City Council reconsiders plans surrounding Pacifico, including creation of mental health facility
The Feb. 19 City Council meeting featured a discussion of the current state of the Pacifico Housing Property located in South Davis. The city staff provided a report on the historical background of Pacifico and the issues that it currently faces. After long public commentary from people who live in the same neighbourhood as Pacifico, the council remained uncertain about the future of Pacifico.
Pacifico is an affordable housing unit jointly owned by Davis and Yolo County Housing. It’s located at the end of Drew Circle and connected to the Putah Creek bike path. The average annual income for Pacifico residents is $8,400, which, according to the city’s staff report, is 15 percent of the median income in Davis. Students make up 6 percent of the demographics, and disabled residents make up 34 percent.
Originally, Pacifico was designed as a 112-bed cooperative housing development for students. Due to lack of student interest to live at the property and the physical layout of the property, Pacifico went into foreclosure in 2011.
The city talked about how it could be reopened, and YCH then took over management operations from the Center for Cooperative Development. By 2015, the property was at full occupancy again for the two open buildings. However, only around 40 beds are in use.
In 2012, YCH and Davis entered into an agreement to create a plan to redevelop the two vacant buildings. In 2018, the County approached YCH to use these buildings for community needs, such as a mental health center.
The development is structured similarly to a residence hall. Each floor features communal kitchens, bathrooms and living rooms, along with single and double rooms. The city and the county are also both in charge of managing and rehabilitating the units. While the property has four buildings in total, only two of them are in use. Part of the goal of the council meetings was to review potential uses for the vacant buildings. One of the current plans that the council is looking at is to make Pacifico a mental health facility.
Pacifico counted toward Davis’ required Regional Housing Needs Allocation numbers, which were assigned by the California government. Despite two of the buildings being closed, the city counts those beds toward meeting the affordability requirement.
During the public comment portion, many residents from South Davis raised concerns about the current state of Pacifico and the bike path that leads to it. According to the staff report, there were 560 calls for service within the areas surrounding Pacifico from October 2017 to October 2018. Of these calls, 101 were from Pacifico. According to the residents, the Putah Creek bike path has become unsafe.
“We had quite a good turnout of folks who came out [to various different public meetings in South Davis], and I just wanted to acknowledge and recognize the frustration that neighbors have been experiencing in this area,” said city manager Mike Webb. “That’s part of what tonight’s about — to provide an opportunity to recognize those frustrations as continued dialogue — and I think that’s how we see it.”
Webb said that the area around Pacifico will be up for discussion and that the managers at Pacifico have taken some steps to engage in helping alleviate problems that may stem from Pacifico.

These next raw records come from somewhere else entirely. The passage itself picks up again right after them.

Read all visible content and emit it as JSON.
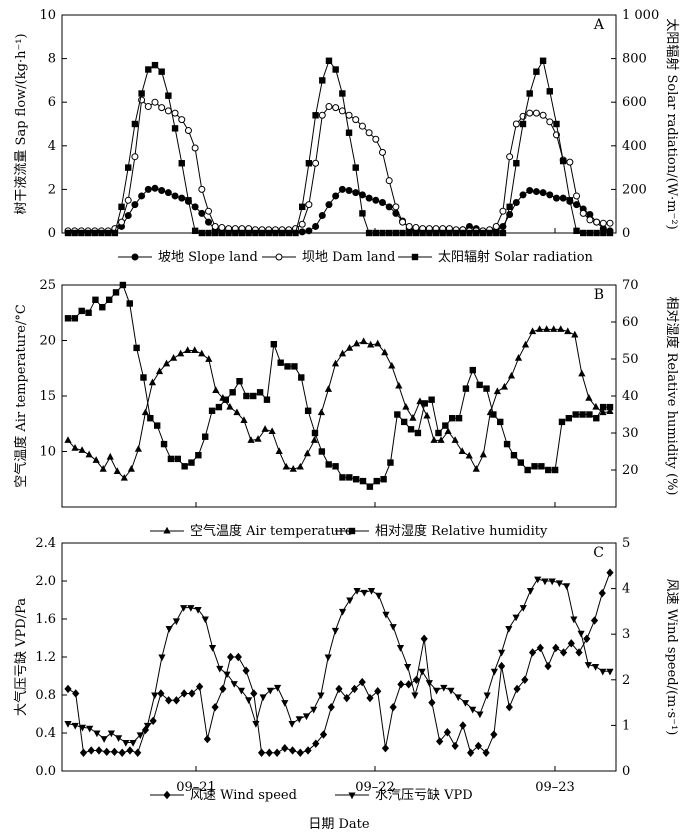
{
  "figure": {
    "xlabel": "日期  Date",
    "xticklabels": [
      "09–21",
      "09–22",
      "09–23"
    ]
  },
  "chart_data": [
    {
      "panel": "A",
      "type": "line",
      "ylabel": "树干液流量 Sap flow/(kg·h⁻¹)",
      "ylabel2": "太阳辐射 Solar radiation/(W·m⁻²)",
      "ylim": [
        0,
        10
      ],
      "yticks": [
        "0",
        "2",
        "4",
        "6",
        "8",
        "10"
      ],
      "ylim2": [
        0,
        1000
      ],
      "yticks2": [
        "0",
        "200",
        "400",
        "600",
        "800",
        "1 000"
      ],
      "legend": "bottom",
      "series": [
        {
          "name": "坡地 Slope land",
          "axis": "left",
          "marker": "circle-filled",
          "values": [
            0.05,
            0.05,
            0.05,
            0.05,
            0.05,
            0.05,
            0.05,
            0.1,
            0.3,
            0.8,
            1.3,
            1.7,
            2.0,
            2.05,
            1.95,
            1.85,
            1.7,
            1.6,
            1.45,
            1.2,
            0.9,
            0.5,
            0.15,
            0.1,
            0.1,
            0.1,
            0.1,
            0.05,
            0.05,
            0.05,
            0.05,
            0.05,
            0.05,
            0.05,
            0.05,
            0.05,
            0.1,
            0.3,
            0.8,
            1.3,
            1.7,
            2.0,
            1.95,
            1.85,
            1.75,
            1.6,
            1.5,
            1.4,
            1.2,
            0.9,
            0.55,
            0.2,
            0.1,
            0.1,
            0.1,
            0.1,
            0.1,
            0.1,
            0.1,
            0.15,
            0.3,
            0.2,
            0.1,
            0.1,
            0.1,
            0.3,
            0.85,
            1.4,
            1.75,
            1.95,
            1.9,
            1.85,
            1.75,
            1.6,
            1.6,
            1.45,
            1.3,
            1.1,
            0.85,
            0.5,
            0.2,
            0.1
          ]
        },
        {
          "name": "坝地 Dam land",
          "axis": "left",
          "marker": "circle-open",
          "values": [
            0.1,
            0.1,
            0.1,
            0.1,
            0.1,
            0.1,
            0.1,
            0.2,
            0.5,
            1.5,
            3.5,
            6.1,
            5.8,
            6.0,
            5.75,
            5.6,
            5.5,
            5.2,
            4.7,
            3.9,
            2.0,
            1.0,
            0.3,
            0.25,
            0.2,
            0.2,
            0.2,
            0.2,
            0.15,
            0.15,
            0.15,
            0.15,
            0.15,
            0.15,
            0.2,
            0.4,
            1.3,
            3.2,
            5.4,
            5.8,
            5.75,
            5.6,
            5.4,
            5.2,
            4.9,
            4.6,
            4.3,
            3.7,
            2.4,
            1.2,
            0.5,
            0.3,
            0.25,
            0.2,
            0.2,
            0.2,
            0.2,
            0.2,
            0.15,
            0.15,
            0.1,
            0.1,
            0.1,
            0.15,
            0.3,
            1.0,
            3.5,
            5.0,
            5.35,
            5.5,
            5.5,
            5.4,
            5.1,
            4.5,
            3.35,
            3.25,
            1.7,
            0.9,
            0.6,
            0.5,
            0.45,
            0.45
          ]
        },
        {
          "name": "太阳辐射 Solar radiation",
          "axis": "right",
          "marker": "square-filled",
          "values": [
            0,
            0,
            0,
            0,
            0,
            0,
            0,
            0,
            120,
            300,
            500,
            640,
            750,
            770,
            740,
            630,
            480,
            320,
            150,
            10,
            0,
            0,
            0,
            0,
            0,
            0,
            0,
            0,
            0,
            0,
            0,
            0,
            0,
            0,
            0,
            120,
            320,
            540,
            700,
            790,
            750,
            640,
            460,
            300,
            90,
            0,
            0,
            0,
            0,
            0,
            0,
            0,
            0,
            0,
            0,
            0,
            0,
            0,
            0,
            0,
            0,
            0,
            0,
            0,
            0,
            0,
            120,
            320,
            500,
            640,
            740,
            790,
            650,
            500,
            330,
            150,
            10,
            0,
            0,
            0,
            0,
            0
          ]
        }
      ]
    },
    {
      "panel": "B",
      "type": "line",
      "ylabel": "空气温度 Air temperature/°C",
      "ylabel2": "相对湿度 Relative humidity (%)",
      "ylim": [
        5,
        25
      ],
      "yticks": [
        "10",
        "15",
        "20",
        "25"
      ],
      "ylim2": [
        10,
        70
      ],
      "yticks2": [
        "20",
        "30",
        "40",
        "50",
        "60",
        "70"
      ],
      "legend": "bottom",
      "series": [
        {
          "name": "空气温度 Air temperature",
          "axis": "left",
          "marker": "triangle-up",
          "values": [
            11.0,
            10.3,
            10.1,
            9.7,
            9.2,
            8.4,
            9.5,
            8.2,
            7.6,
            8.4,
            10.2,
            13.5,
            16.2,
            17.2,
            17.9,
            18.4,
            18.8,
            19.1,
            19.1,
            18.8,
            18.3,
            15.5,
            14.8,
            14.0,
            13.5,
            12.8,
            11.0,
            11.1,
            12.0,
            11.8,
            10.0,
            8.6,
            8.4,
            8.6,
            9.8,
            11.0,
            13.5,
            15.6,
            17.9,
            18.8,
            19.3,
            19.7,
            19.9,
            19.6,
            19.7,
            18.9,
            17.7,
            15.9,
            14.0,
            13.0,
            14.5,
            13.2,
            11.0,
            11.0,
            11.8,
            11.0,
            10.0,
            9.6,
            8.4,
            9.7,
            13.5,
            15.4,
            15.8,
            16.8,
            18.4,
            19.6,
            20.8,
            21.0,
            21.0,
            21.0,
            21.0,
            20.8,
            20.5,
            17.0,
            14.8,
            14.0,
            13.5,
            13.6
          ]
        },
        {
          "name": "相对湿度 Relative humidity",
          "axis": "right",
          "marker": "square-filled",
          "values": [
            61,
            61,
            63,
            62.5,
            66,
            64,
            66,
            68,
            70,
            65,
            53,
            45,
            34,
            32,
            27,
            23,
            23,
            21,
            22,
            24,
            29,
            36,
            37,
            39,
            41,
            44,
            40,
            40,
            41,
            39,
            54,
            49,
            48,
            48,
            45,
            36,
            30,
            25,
            21.5,
            21,
            18,
            18,
            17.5,
            17,
            15.5,
            17,
            17.5,
            22,
            35,
            33,
            31,
            30,
            38,
            39,
            30,
            32,
            34,
            34,
            42,
            47,
            43,
            42,
            35,
            33,
            27,
            24,
            22,
            20,
            21,
            21,
            20,
            20,
            33,
            34,
            35,
            35,
            35,
            34,
            37,
            37
          ]
        }
      ]
    },
    {
      "panel": "C",
      "type": "line",
      "ylabel": "大气压亏缺 VPD/Pa",
      "ylabel2": "风速 Wind speed/(m·s⁻¹)",
      "ylim": [
        0,
        2.4
      ],
      "yticks": [
        "0.0",
        "0.4",
        "0.8",
        "1.2",
        "1.6",
        "2.0",
        "2.4"
      ],
      "ylim2": [
        0,
        5
      ],
      "yticks2": [
        "0",
        "1",
        "2",
        "3",
        "4",
        "5"
      ],
      "legend": "bottom",
      "series": [
        {
          "name": "风速 Wind speed",
          "axis": "right",
          "marker": "diamond",
          "values": [
            1.8,
            1.7,
            0.4,
            0.45,
            0.45,
            0.42,
            0.42,
            0.4,
            0.45,
            0.4,
            0.9,
            1.1,
            1.7,
            1.55,
            1.55,
            1.7,
            1.7,
            1.85,
            0.7,
            1.4,
            1.8,
            2.5,
            2.5,
            2.2,
            1.7,
            0.4,
            0.4,
            0.4,
            0.5,
            0.45,
            0.4,
            0.45,
            0.6,
            0.8,
            1.4,
            1.8,
            1.6,
            1.8,
            1.95,
            1.6,
            1.75,
            0.5,
            1.4,
            1.9,
            1.9,
            2.0,
            2.9,
            1.5,
            0.65,
            0.85,
            0.55,
            1.0,
            0.4,
            0.55,
            0.4,
            0.8,
            2.3,
            1.4,
            1.8,
            2.0,
            2.6,
            2.7,
            2.3,
            2.7,
            2.6,
            2.8,
            2.6,
            2.9,
            3.3,
            3.9,
            4.35
          ]
        },
        {
          "name": "水汽压亏缺 VPD",
          "axis": "left",
          "marker": "triangle-down",
          "values": [
            0.5,
            0.48,
            0.46,
            0.45,
            0.4,
            0.34,
            0.4,
            0.35,
            0.3,
            0.3,
            0.38,
            0.48,
            0.8,
            1.2,
            1.5,
            1.58,
            1.72,
            1.72,
            1.7,
            1.6,
            1.3,
            1.08,
            1.02,
            0.92,
            0.85,
            0.75,
            0.5,
            0.78,
            0.85,
            0.88,
            0.72,
            0.5,
            0.55,
            0.58,
            0.65,
            0.8,
            1.2,
            1.48,
            1.68,
            1.8,
            1.9,
            1.88,
            1.9,
            1.85,
            1.65,
            1.52,
            1.3,
            1.1,
            0.8,
            1.05,
            0.93,
            0.85,
            0.88,
            0.85,
            0.78,
            0.72,
            0.65,
            0.6,
            0.8,
            1.05,
            1.25,
            1.5,
            1.62,
            1.72,
            1.9,
            2.02,
            2.0,
            2.0,
            1.98,
            1.95,
            1.6,
            1.45,
            1.12,
            1.1,
            1.05,
            1.05
          ]
        }
      ]
    }
  ]
}
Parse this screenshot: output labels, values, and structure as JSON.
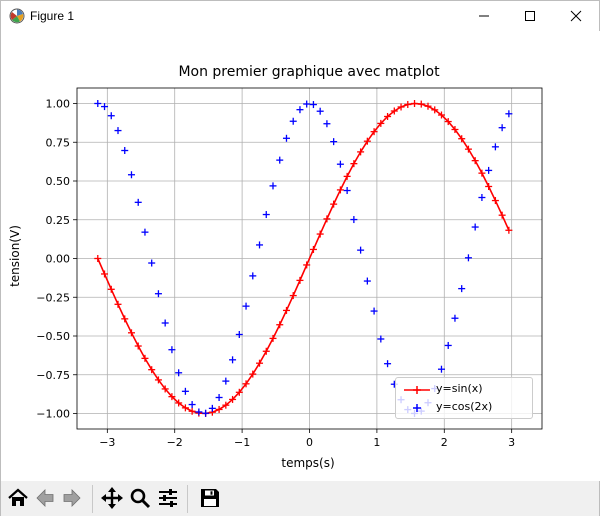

“It’s a continued dialogue moving forward,” Webb said. “There has been some initial further understanding of some of the issues here, [but] there’s more to be understood. There’s more to be discussed.”
Council member Lucas Frerichs and Mayor Pro Tempore Gloria Partida have been to some of the community meetings and have heard from the residents of South Davis.
“There’s no question that we’re taking this issue seriously,” Frerichs said. “Residents have asked for this item to be agendized. We’re doing that. Gloria and I attended the public meeting at Montgomery Elementary School on Jan. 10 […] we were very happy to attend and listen to discussions and stuff and talk to a number of neighbours about additional efforts at the council to discuss these issues.”
The council members seem to agree that they should reconsider their current plans of making the vacant buildings in Pacifico an in-patient mental health facility.
“I’m glad that the council is taking a proactive approach here,” said council member Will Arnold. “We’re taking this order holistically. The issues of homelessness are very much connected to the issues being experienced at Pacifico for better or for worse.[…] I agree with my colleagues that we need to take a fresh look at the use here and, frankly, we have an opportunity to do so.”